The other day, while scrolling through Instagram, I came across a photo of Kim Kardashian.
Beautiful, right? That’s pretty undeniable. However, if you ask me, it seems a bit unrealistic. There’s not ONE flaw to be found in this picture. The easiest thing to believe is that Kim Kardashian is an anomaly and that she’s the ONE person on earth that is literally perfect. I was starting to believe that until I scrolled down a little further and came across a selfie of Kylie Jenner (Yes, I follow the entire clan #NoJudging).
Her picture is JUST as flawless as Kim Kardashian’s picture! At this point, I became a little dubious and I began wondering what the heck was going on. Is it something in their blood? Is this a level of beauty that I and anyone else can reach? I had so many questions!
This morning, as I was scrolling down Instagram (Yes. I spend an inordinate amount of time on the ‘gram. Again #NoJudging), I came across a photo of my friend. Her picture looked similar to the photos of Kim and Kylie that I saw earlier in the week. Flawless. That’s when I knew that this was more than genetics and that there was something being used to edit these images. After a quick search on Google (my trusty friend), I found the answer.
Apparently, there’s an app (it shall remain nameless) that allows users to edit EVERYTHING about their photo.
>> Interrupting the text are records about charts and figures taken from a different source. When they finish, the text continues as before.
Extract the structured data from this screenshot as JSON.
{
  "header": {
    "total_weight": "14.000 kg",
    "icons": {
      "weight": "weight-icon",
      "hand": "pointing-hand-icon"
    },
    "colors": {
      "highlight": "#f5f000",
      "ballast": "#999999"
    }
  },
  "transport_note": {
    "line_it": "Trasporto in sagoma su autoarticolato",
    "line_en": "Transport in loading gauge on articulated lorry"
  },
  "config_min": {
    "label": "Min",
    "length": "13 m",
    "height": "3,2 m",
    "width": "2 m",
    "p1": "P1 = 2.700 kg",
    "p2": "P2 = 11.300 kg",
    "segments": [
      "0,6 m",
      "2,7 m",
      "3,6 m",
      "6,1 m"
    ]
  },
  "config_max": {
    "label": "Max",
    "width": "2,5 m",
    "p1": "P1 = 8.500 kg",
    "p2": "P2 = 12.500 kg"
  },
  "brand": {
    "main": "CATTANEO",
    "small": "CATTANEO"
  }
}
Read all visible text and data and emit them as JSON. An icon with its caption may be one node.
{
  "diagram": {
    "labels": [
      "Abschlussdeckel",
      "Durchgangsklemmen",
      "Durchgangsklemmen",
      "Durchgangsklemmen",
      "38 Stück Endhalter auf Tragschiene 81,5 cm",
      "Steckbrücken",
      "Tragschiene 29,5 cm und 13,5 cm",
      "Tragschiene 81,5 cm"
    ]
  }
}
Want rounder eyes? You got it! Lighter complexion? No problem! Change of eye color? Done! I must admit that I played around in the app for a bit and started editing EVERY photo in my phone. I was addicted. Once I pried my phone out of my hand and stepped away from the app, I started thinking about what this all meant about current beauty standards and the role that social media plays in setting them.
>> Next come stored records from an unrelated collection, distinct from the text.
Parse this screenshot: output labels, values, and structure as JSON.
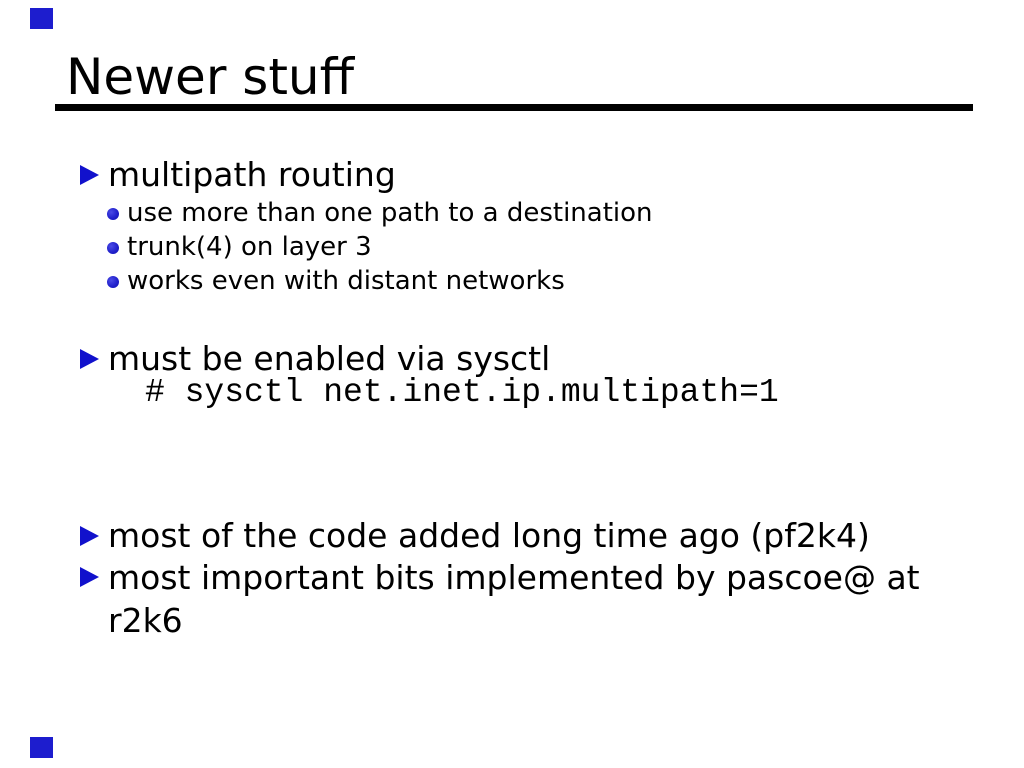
{
  "slide": {
    "title": "Newer stuff",
    "bullets": [
      {
        "label": "multipath routing",
        "subs": [
          "use more than one path to a destination",
          "trunk(4) on layer 3",
          "works even with distant networks"
        ]
      },
      {
        "label": "must be enabled via sysctl",
        "code": "# sysctl net.inet.ip.multipath=1"
      },
      {
        "label": "most of the code added long time ago (pf2k4)"
      },
      {
        "label": "most important bits implemented by pascoe@ at r2k6"
      }
    ],
    "colors": {
      "accent_blue": "#1111cc",
      "marker_blue": "#1d1dce",
      "text": "#000000",
      "background": "#ffffff"
    }
  }
}
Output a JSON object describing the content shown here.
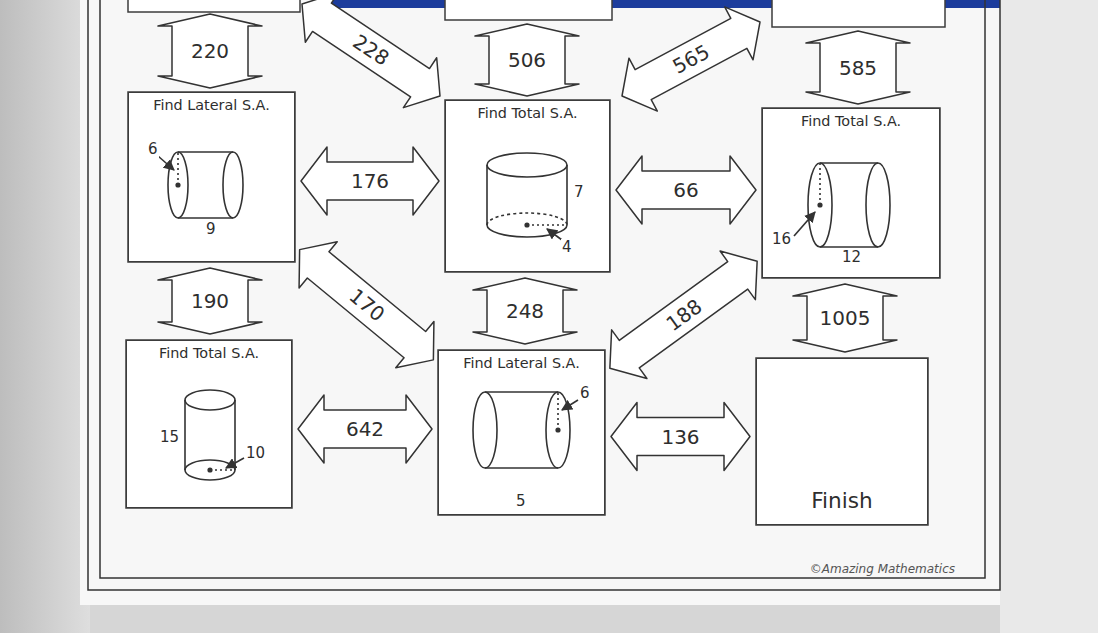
{
  "diagram": {
    "nodes": [
      {
        "text": [
          "Find Lateral S.A.",
          "6",
          "9"
        ]
      },
      {
        "text": [
          "Find Total S.A.",
          "7",
          "4"
        ]
      },
      {
        "text": [
          "Find Total S.A.",
          "16",
          "12"
        ]
      },
      {
        "text": [
          "Find Total S.A.",
          "15",
          "10"
        ]
      },
      {
        "text": [
          "Find Lateral S.A.",
          "6",
          "5"
        ]
      },
      {
        "text": [
          "Finish"
        ]
      }
    ],
    "edges": [
      {
        "from": 0,
        "to": 1,
        "label": "176",
        "arrow": "both"
      },
      {
        "from": 1,
        "to": 2,
        "label": "66",
        "arrow": "both"
      },
      {
        "from": 0,
        "to": 3,
        "label": "190",
        "arrow": "both"
      },
      {
        "from": 0,
        "to": 4,
        "label": "170",
        "arrow": "both"
      },
      {
        "from": 1,
        "to": 4,
        "label": "248",
        "arrow": "both"
      },
      {
        "from": 4,
        "to": 2,
        "label": "188",
        "arrow": "both"
      },
      {
        "from": 2,
        "to": 5,
        "label": "1005",
        "arrow": "both"
      },
      {
        "from": 3,
        "to": 4,
        "label": "642",
        "arrow": "both"
      },
      {
        "from": 4,
        "to": 5,
        "label": "136",
        "arrow": "both"
      }
    ],
    "labels": [
      "220",
      "228",
      "506",
      "565",
      "585",
      "©Amazing Mathematics"
    ]
  }
}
Think about the number of impressionable young girls who follow the Kardashians, the Jenner sisters and the countless other “Instagram celebs” that flood our timelines with unrealistic images. These young girls see these “perfect” images and they begin to develop an idea of beauty that is completely unrealistic. They say things like, “Why can’t I look like that?” or “I wish I was that pretty.” Little do they know that those photos have been altered and changed before being made public. To some, this is a nonissue. However, I see this becoming a major problem as social media platforms become more and more popular. If these types of images continue to be put out (with no disclaimer), you have to wonder about how they are impacting the young, impressionable youth. If something doesn’t change, we’ll begin to see a rise in plastic surgery operations and a drastic decline in self-esteem.
I don’t know if there’s a fix to this problem, however, I think that campaigns like Dove’s Real Beauty and Always’ #LikeAGirl can help to counteract the negative affect that these unrealistic images have on the minds of young and old people around the world.